Especially during a political wave, voters care a lot more about national issues—like health care—over local priorities. A New York Times/Siena survey shows Paulsen down 9 points against Democrat Dean Phillips, 51 to 42 percent, a precarious place for any incumbent to be in.

4. Denying the polling.

Nathan L. Gonzales of Inside Politics wrote a memorable column about how candidates speak when polls show them losing. “The only poll that matters is the one on Election Day,” is the well-worn cliché that losing campaigns utilize. Florida gubernatorial candidate Adam Putnam used the line a couple weeks before getting crushed by Rep.

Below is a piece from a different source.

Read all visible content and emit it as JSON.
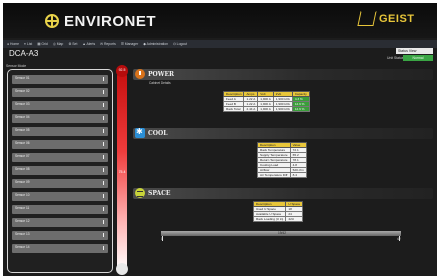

Ron DeSantis in the state’s GOP primary.

A good rule of thumb: A well-known incumbent should be polling near 50 percent to have a good chance of winning. Even members of Congress with a lead in polls—but winning less than a majority—are in serious trouble.

5. Anger about lack of outside support.

When candidates don’t have a likely path to victory, allied outside groups usually cut off their financial support. That doesn’t make the underdogs happy, but it’s usually best not to express such anger publicly.

That’s not the case with Democratic prosecutor Andrew Janz, hoping to unseat Rep. Devin Nunes in a deeply conservative California seat. The Democratic Congressional Campaign Committee, armed with polls showing Janz trailing badly, haven’t invested any money in the race. “I question their competency,” Janz told Politico in a biting counterattack.

It’s hard enough to be a likely loser. It’s even worse when you look like a sore loser.